Monday, February 20, 2012

Arrowsmith

by Sinclair Lewis
1925

The titular main character, Martin Arrowsmith, attends medical school and becomes a doctor, then struggles to plot the correct course for his career: dedication to slow pure scientific research in the name of progress, or the quest for the money and rewards that hasty mock trials and early publication bring?  The life of the dedicated scientist, or the society man?  Arrowsmith’s  heroes are Gottlieb, a scientist who disdains the “Men of Measured Merriment,” as he calls those who pursue knowledge for practical purposes, and Sondelius, a hygienist who travels the globe fighting plague.  But after he marries, Martin is torn between providing the life he wants for his steadfast, loving wife and burying himself in crucial but unglamorous research.

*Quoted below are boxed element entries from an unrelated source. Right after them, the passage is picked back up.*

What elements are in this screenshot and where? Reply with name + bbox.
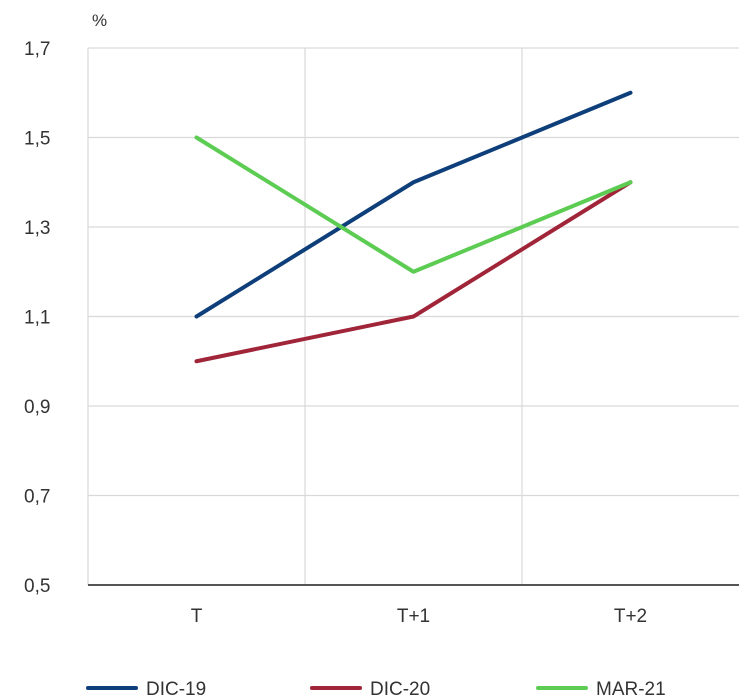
y-tick-label: 0,7 [24, 487, 50, 508]
x-tick-label: T [191, 606, 203, 627]
legend-label: MAR-21 [596, 679, 666, 700]
legend-label: DIC-19 [146, 679, 206, 700]
y-tick-label: 1,5 [24, 129, 50, 150]
x-tick-label: T+1 [397, 606, 430, 627]
y-tick-label: 0,9 [24, 397, 50, 418]
series-line-dic-20 [194, 180, 633, 364]
y-tick-label: 1,7 [24, 39, 50, 60]
legend-label: DIC-20 [370, 679, 430, 700]
y-axis-unit-label: % [92, 11, 107, 30]
x-tick-label: T+2 [614, 606, 647, 627]
series-lines [194, 90, 633, 364]
legend-item-dic-20: DIC-20 [310, 679, 430, 700]
series-line-dic-19 [194, 90, 633, 319]
legend-item-dic-19: DIC-19 [86, 679, 206, 700]
legend: DIC-19 DIC-20 MAR-21 [86, 679, 666, 700]
y-tick-label: 0,5 [24, 576, 50, 597]
y-tick-label: 1,3 [24, 218, 50, 239]
tick-labels: % 0,5 0,7 0,9 1,1 1,3 1,5 1,7 T T+1 T+2 [24, 11, 647, 627]
legend-item-mar-21: MAR-21 [536, 679, 666, 700]
series-line-mar-21 [194, 135, 633, 274]
y-tick-label: 1,1 [24, 308, 50, 329]
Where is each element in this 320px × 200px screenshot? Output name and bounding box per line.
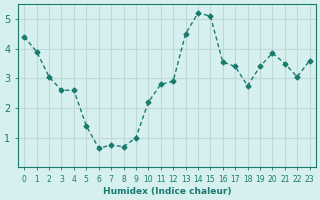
X-axis label: Humidex (Indice chaleur): Humidex (Indice chaleur) <box>103 187 231 196</box>
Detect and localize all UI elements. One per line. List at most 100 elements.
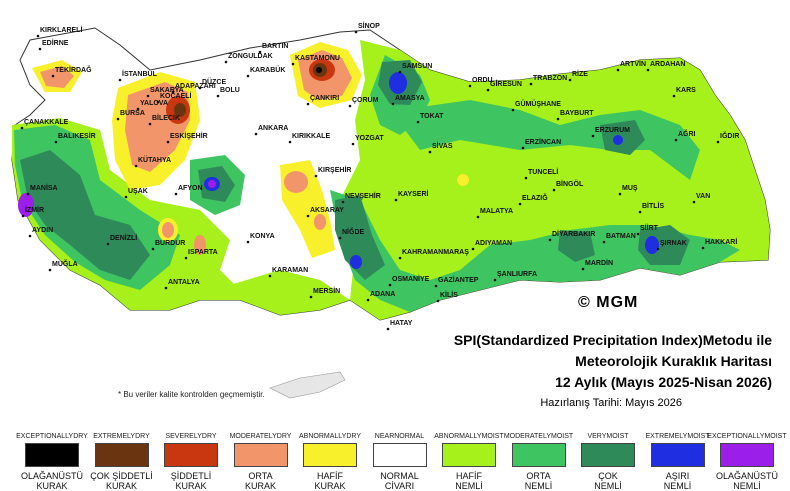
city-marker	[428, 150, 432, 154]
legend-en-line: EXTREMELY	[93, 433, 136, 440]
city-label: ESKİŞEHİR	[170, 132, 208, 140]
city-marker	[701, 246, 705, 250]
city-label: TOKAT	[420, 113, 444, 120]
legend-item: VERY MOIST ÇOK NEMLİ	[570, 417, 646, 491]
city-label: BİTLİS	[642, 202, 664, 210]
city-label: ORDU	[472, 77, 493, 84]
city-label: ŞIRNAK	[660, 240, 687, 247]
legend-tr-line: NEMLİ	[663, 481, 692, 491]
legend-item: EXTREMELY MOIST AŞIRI NEMLİ	[640, 417, 716, 491]
quality-note: * Bu veriler kalite kontrolden geçmemişt…	[118, 390, 265, 399]
city-marker	[386, 327, 390, 331]
legend-en-line: EXCEPTIONALLY	[16, 433, 74, 440]
city-marker	[552, 188, 556, 192]
city-marker	[416, 120, 420, 124]
city-label: DÜZCE	[202, 77, 226, 86]
zone-very-moist-sirnak	[638, 225, 690, 265]
city-marker	[254, 132, 258, 136]
city-label: VAN	[696, 193, 710, 200]
city-label: KIRIKKALE	[292, 133, 330, 140]
legend-en-line: DRY	[276, 433, 292, 440]
legend-en-line: DRY	[201, 433, 217, 440]
city-label: ZONGULDAK	[228, 53, 273, 60]
legend-en-line: VERY	[587, 433, 607, 440]
city-label: NİĞDE	[342, 227, 365, 236]
legend-item: NEAR NORMAL NORMAL CİVARI	[362, 417, 438, 491]
city-marker	[591, 134, 595, 138]
city-label: MANİSA	[30, 184, 58, 192]
city-marker	[288, 140, 292, 144]
city-marker	[646, 68, 650, 72]
legend-swatch	[372, 443, 427, 467]
title-line-3: 12 Aylık (Mayıs 2025-Nisan 2026)	[555, 374, 772, 390]
legend-tr-line: ORTA	[248, 471, 273, 481]
legend-item: ABNORMALLY DRY HAFİF KURAK	[292, 417, 368, 491]
city-marker	[246, 240, 250, 244]
city-label: ÇANAKKALE	[24, 119, 69, 126]
city-label: NEVŞEHİR	[345, 192, 381, 200]
city-label: BİNGÖL	[556, 179, 584, 188]
city-marker	[493, 278, 497, 282]
drought-map: KIRKLARELİEDİRNETEKİRDAĞİSTANBULKOCAELİS…	[11, 22, 771, 399]
title-line-2: Meteorolojik Kuraklık Haritası	[575, 353, 772, 369]
city-label: ADIYAMAN	[475, 240, 512, 247]
city-label: İSTANBUL	[122, 70, 158, 78]
city-marker	[391, 102, 395, 106]
legend-turkish-label: ÇOK ŞİDDETLİ KURAK	[84, 471, 160, 491]
city-marker	[116, 117, 120, 121]
city-label: MARDİN	[585, 259, 613, 267]
legend-turkish-label: NORMAL CİVARI	[362, 471, 438, 491]
legend-en-line: NEAR	[374, 433, 395, 440]
zone-abnormally-moist-south	[230, 270, 350, 315]
city-label: MUĞLA	[52, 259, 78, 268]
city-marker	[436, 299, 440, 303]
zone-abnormally-dry-yozgat	[457, 174, 469, 186]
city-label: AFYON	[178, 185, 203, 192]
city-label: BAYBURT	[560, 110, 594, 117]
legend-swatch	[164, 443, 218, 467]
city-marker	[348, 104, 352, 108]
city-label: EDİRNE	[42, 39, 69, 47]
city-marker	[216, 94, 220, 98]
legend-english-label: EXTREMELY MOIST	[640, 417, 716, 441]
zone-moderately-dry-tekirdag	[40, 66, 74, 88]
legend-swatch	[94, 443, 149, 467]
city-marker	[398, 256, 402, 260]
city-label: ELAZIĞ	[522, 193, 548, 202]
zone-extremely-dry-bilecik	[174, 103, 186, 117]
city-marker	[106, 242, 110, 246]
city-marker	[521, 146, 525, 150]
city-marker	[48, 268, 52, 272]
city-marker	[341, 200, 345, 204]
city-label: ERZURUM	[595, 127, 630, 134]
city-label: ÇANKIRI	[310, 95, 339, 102]
legend-english-label: MODERATELY DRY	[223, 417, 299, 441]
city-marker	[548, 238, 552, 242]
city-marker	[26, 192, 30, 196]
city-marker	[716, 140, 720, 144]
legend-en-line: EXCEPTIONALLY	[707, 433, 765, 440]
city-label: KİLİS	[440, 291, 458, 299]
city-label: KIRKLARELİ	[40, 26, 82, 34]
city-marker	[616, 68, 620, 72]
city-label: SAKARYA	[150, 87, 184, 94]
city-marker	[54, 140, 58, 144]
city-label: ANTALYA	[168, 279, 200, 286]
legend-en-line: SEVERELY	[165, 433, 202, 440]
city-marker	[174, 192, 178, 196]
city-label: KASTAMONU	[295, 55, 340, 62]
legend-tr-line: KURAK	[314, 481, 346, 491]
city-label: ÇORUM	[352, 97, 379, 104]
legend-tr-line: NEMLİ	[594, 481, 622, 491]
legend-turkish-label: OLAĞANÜSTÜ NEMLİ	[709, 471, 785, 491]
city-marker	[656, 247, 660, 251]
city-marker	[692, 200, 696, 204]
city-marker	[581, 267, 585, 271]
legend-tr-line: HAFİF	[317, 471, 343, 481]
city-marker	[518, 202, 522, 206]
city-marker	[118, 78, 122, 82]
city-label: KÜTAHYA	[138, 155, 171, 164]
zone-moderately-dry-burdur	[162, 222, 174, 238]
legend-tr-line: NEMLİ	[733, 481, 761, 491]
legend-english-label: SEVERELY DRY	[153, 417, 229, 441]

Winner of the Pulitzer Prize (though Lewis declined it due to the wording of the prize, which states it goes to the novel which “shall best present the wholesome atmosphere of American life,” which he said meant nothing whatsoever), this is an exciting and readable novel.  Populated with characters who represent the various directions a med student can go: the joker turned dropout, the supercilious ascetic surgeon, the patronizing missionary, the pharmaceutical agent, the dedicated pathologist, the PR-perfect Head of the Department who understands nothing of the nature of the work does in his department,  and so on.  Though they do seem to represent distinct types, they are fully drawn characters who help shape Martin’s own fate as he moves from small-town neophyte to cog in a hospital machine to something of a celebrity.  In addition, Lewis lampoons high and low society of the time, from Martin’s close-minded in-laws to the clueless Smart Set he later finds himself allied with.  Through the drama of Martin’s growth as a free man and a doctor, Lewis provides plenty of satire and wit, with sharp phrases such as “he had learned plenty of new things about which to be dull” and “fatly, behind cigars, they accepted their kinghood.”  It’s a witty, compelling story of a man gaining the strength to find himself among all the external pressures of the world.